Will it play in Peoria?
An all-star catcher and an "all-star" manager sure will.
Peoria, Illinois — not to be confused with Peoria, Arizona where, most relevant to the topic at hand, the San Diego Padres and Seattle Mariners maintain their Cactus League headquarters — is the birthplace of one Joseph Elliott Girardi, who spent 15 years in the major leagues as a catcher (which seems to be the most common position for Italian-Americans in baseball), being selected to the All-Star Game once (in 2000) and picking up three World Series rings as a player, all while with Major League Baseball's flagship franchise, the Yankees, to which he returned first as a coach in 2005, then, following a one-year stint as manager of the then-Florida Marlins, as manager of the Yankees in 2008, sitting out the 2007 season just as he sat out 2004.

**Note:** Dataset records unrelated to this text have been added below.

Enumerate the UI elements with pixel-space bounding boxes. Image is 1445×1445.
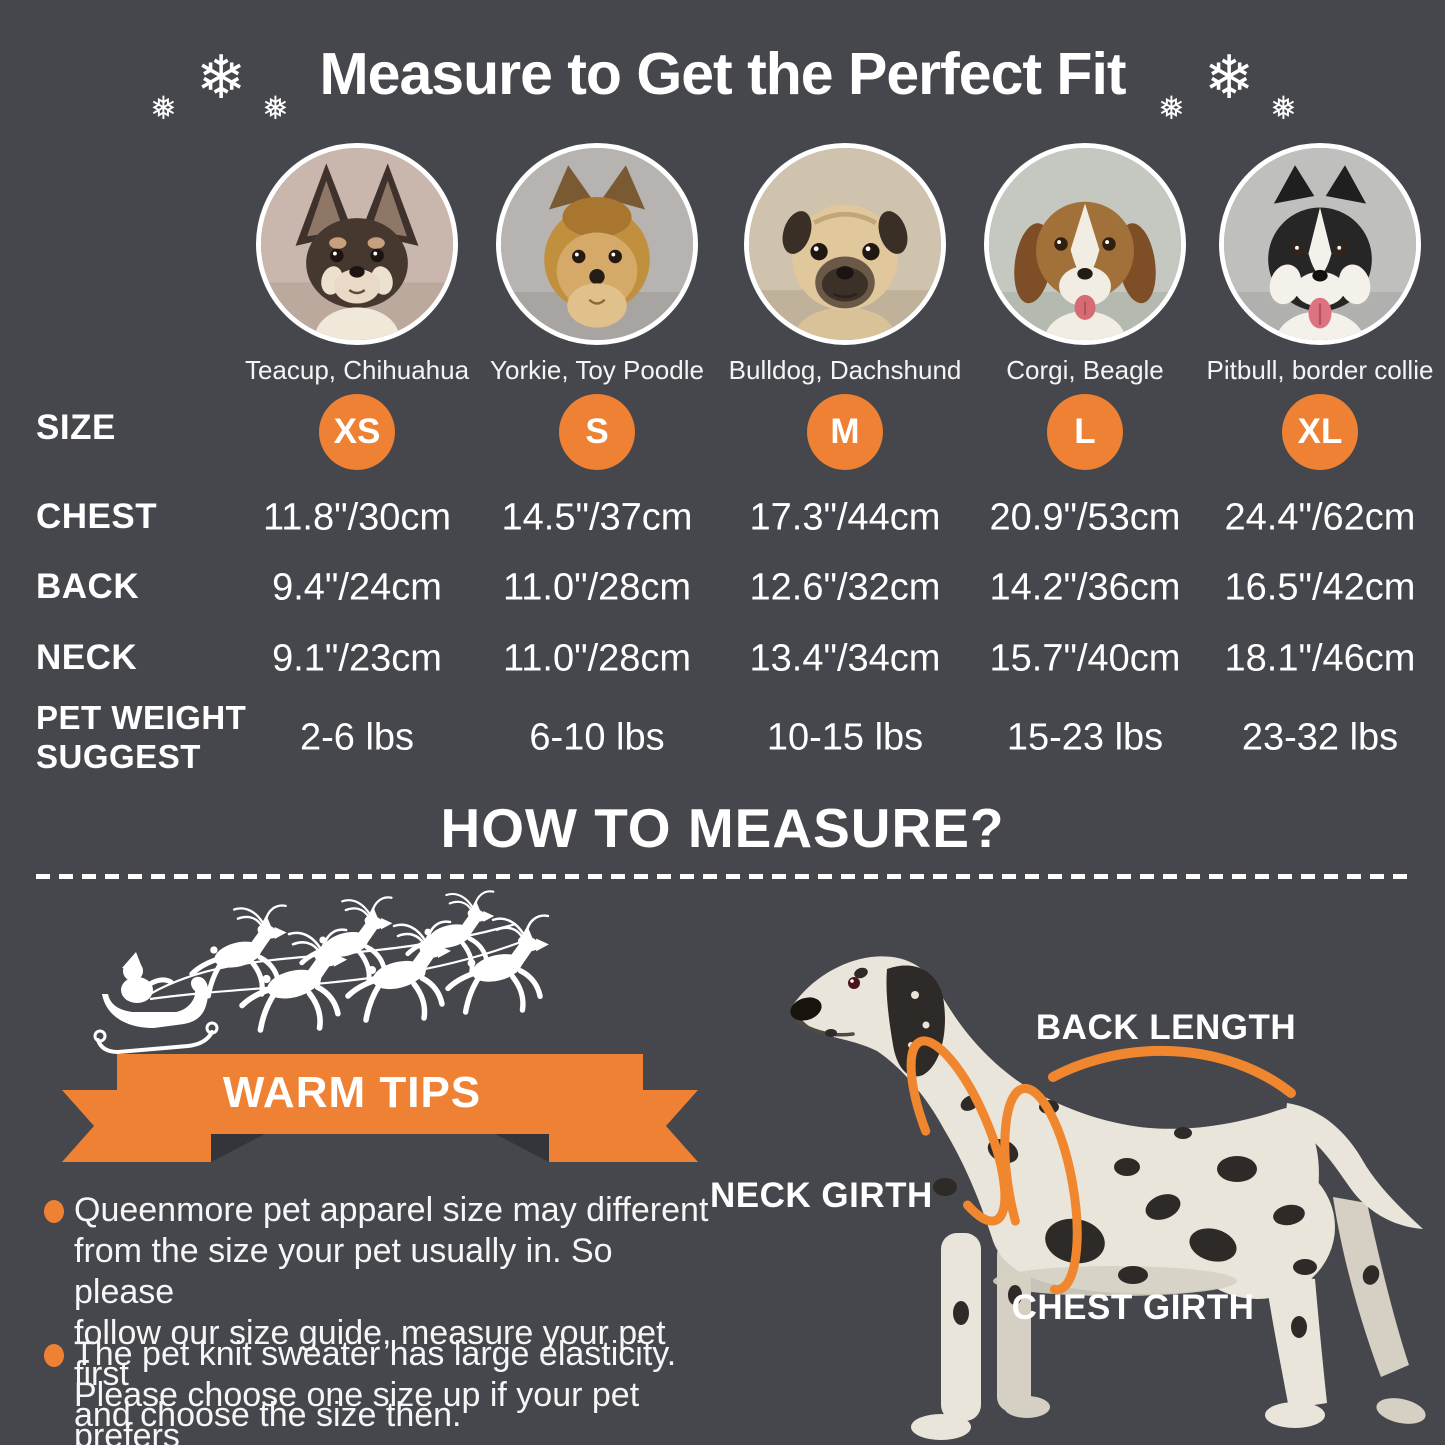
table-cell: 14.5"/37cm: [501, 496, 693, 539]
dog-photo-pug: [744, 143, 946, 345]
sleigh-icon: [93, 952, 219, 1055]
size-badge-m: M: [807, 394, 883, 470]
santa-sleigh-reindeer-icon: [93, 886, 652, 1055]
row-label-size: SIZE: [36, 408, 116, 447]
tip-item: Queenmore pet apparel size may different…: [74, 1191, 709, 1434]
dog-photo-border-collie: [1219, 143, 1421, 345]
snowflake-icon: ❅: [1270, 90, 1297, 126]
back-length-label: BACK LENGTH: [1035, 1008, 1297, 1047]
snowflake-icon: ❄: [1204, 44, 1255, 111]
row-label-weight-line1: PET WEIGHT: [36, 699, 247, 736]
table-cell: 20.9"/53cm: [989, 496, 1181, 539]
warm-tips-title: WARM TIPS: [222, 1068, 482, 1117]
table-cell: 23-32 lbs: [1241, 716, 1399, 759]
snowflake-icon: ❄: [196, 44, 247, 111]
dashed-divider: [36, 874, 1412, 879]
breed-caption: Bulldog, Dachshund: [728, 355, 962, 385]
page-title: Measure to Get the Perfect Fit: [319, 41, 1126, 107]
row-label-back: BACK: [36, 567, 140, 606]
table-cell: 16.5"/42cm: [1224, 566, 1416, 609]
breed-caption: Teacup, Chihuahua: [244, 355, 470, 385]
how-to-measure-title: HOW TO MEASURE?: [440, 797, 1005, 859]
table-cell: 11.0"/28cm: [502, 637, 692, 680]
neck-girth-label: NECK GIRTH: [710, 1176, 933, 1215]
warm-tips-ribbon: [62, 1054, 698, 1162]
table-cell: 24.4"/62cm: [1224, 496, 1416, 539]
neck-girth-arc: [906, 1036, 1010, 1226]
table-cell: 6-10 lbs: [529, 716, 665, 759]
size-badge-xs: XS: [319, 394, 395, 470]
size-badge-s: S: [559, 394, 635, 470]
row-label-weight: PET WEIGHT SUGGEST: [36, 698, 246, 776]
snowflake-icon: ❅: [150, 90, 177, 126]
table-cell: 10-15 lbs: [766, 716, 924, 759]
breed-caption: Yorkie, Toy Poodle: [490, 355, 704, 385]
table-cell: 9.4"/24cm: [272, 566, 442, 609]
table-cell: 14.2"/36cm: [989, 566, 1181, 609]
bullet-icon: [44, 1344, 64, 1367]
row-label-chest: CHEST: [36, 497, 158, 536]
chest-girth-arc: [1000, 1083, 1082, 1295]
back-length-arc: [1048, 1045, 1296, 1098]
breed-caption: Pitbull, border collie: [1206, 355, 1434, 385]
ribbon-fold-left: [211, 1134, 265, 1162]
breed-caption: Corgi, Beagle: [1006, 355, 1164, 385]
table-cell: 18.1"/46cm: [1224, 637, 1416, 680]
dog-photo-yorkie: [496, 143, 698, 345]
dalmatian-diagram: [790, 956, 1426, 1440]
table-cell: 13.4"/34cm: [749, 637, 941, 680]
bullet-icon: [44, 1200, 64, 1223]
dog-photo-beagle: [984, 143, 1186, 345]
table-cell: 17.3"/44cm: [749, 496, 941, 539]
ribbon-fold-right: [495, 1134, 549, 1162]
table-cell: 9.1"/23cm: [272, 637, 442, 680]
tip-item: The pet knit sweater has large elasticit…: [74, 1335, 677, 1445]
size-badge-l: L: [1047, 394, 1123, 470]
table-cell: 15-23 lbs: [1006, 716, 1164, 759]
table-cell: 12.6"/32cm: [749, 566, 941, 609]
table-cell: 2-6 lbs: [299, 716, 415, 759]
snowflake-icon: ❅: [262, 90, 289, 126]
row-label-weight-line2: SUGGEST: [36, 738, 201, 775]
table-cell: 11.8"/30cm: [262, 496, 452, 539]
ribbon-band: [117, 1054, 643, 1134]
row-label-neck: NECK: [36, 638, 138, 677]
snowflake-icon: ❅: [1158, 90, 1185, 126]
chest-girth-label: CHEST GIRTH: [1011, 1288, 1255, 1327]
table-cell: 15.7"/40cm: [989, 637, 1181, 680]
size-badge-xl: XL: [1282, 394, 1358, 470]
table-cell: 11.0"/28cm: [502, 566, 692, 609]
dog-photo-chihuahua: [256, 143, 458, 345]
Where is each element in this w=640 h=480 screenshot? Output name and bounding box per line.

In his decade as the Yankees' skipper, Girardi's teams never finished with worse than an 84-78 record, and made the playoffs six times, reaching the Division Series in five of them and the League Championship Series in four, including a World Series championship in 2009 — and even in his single season managing the Marlins, he won the National League Manager of the Year award that year (2006).
After taking a two-year hiatus, Girardi returns to the dugout to pilot a team that has not posted a winning record since 2011, finishing 81-81 and fourth in the NL East in the just-completed season despite having been 33-22 and in first place by 3 1/2 games on the morning of May 30, and 80-82 and third in the division in 2018 after having been 63-48 and in first place by 1 1/2 games on the morning of August 6.
These twin meltdowns cost Gabe Kapler, a bodybuilding nerd and "analytics" freak — talk about a composite creature! — his job, creating the opening that Phillies owner John Middleton filled by hiring Girardi, who would appear to be the ultimate departure from Kapler in every respect — and Kapler's firing and Girardi's hiring have raised big-time red flags as to the job security of both the team's president of baseball operations, Andy MacPhail (derisively referred to as "MacFail" by the fans) and general manager Matt Klentak, both fellow travelers in Kapler's analytics caravan.
Beyond the obvious — making the Phillies relevant again — Girardi also faces the task of competing with the Eagles for the attention of the Philadelphia fan base, which has been Eagles-focused for decades, even when the Phillies were contenders and the Eagles were not.
But with the Eagles suddenly in complete disarray, mainly due to their disastrous 2019 draft and a boatload of injuries, there is a definite opening for Girardi and the Phillies.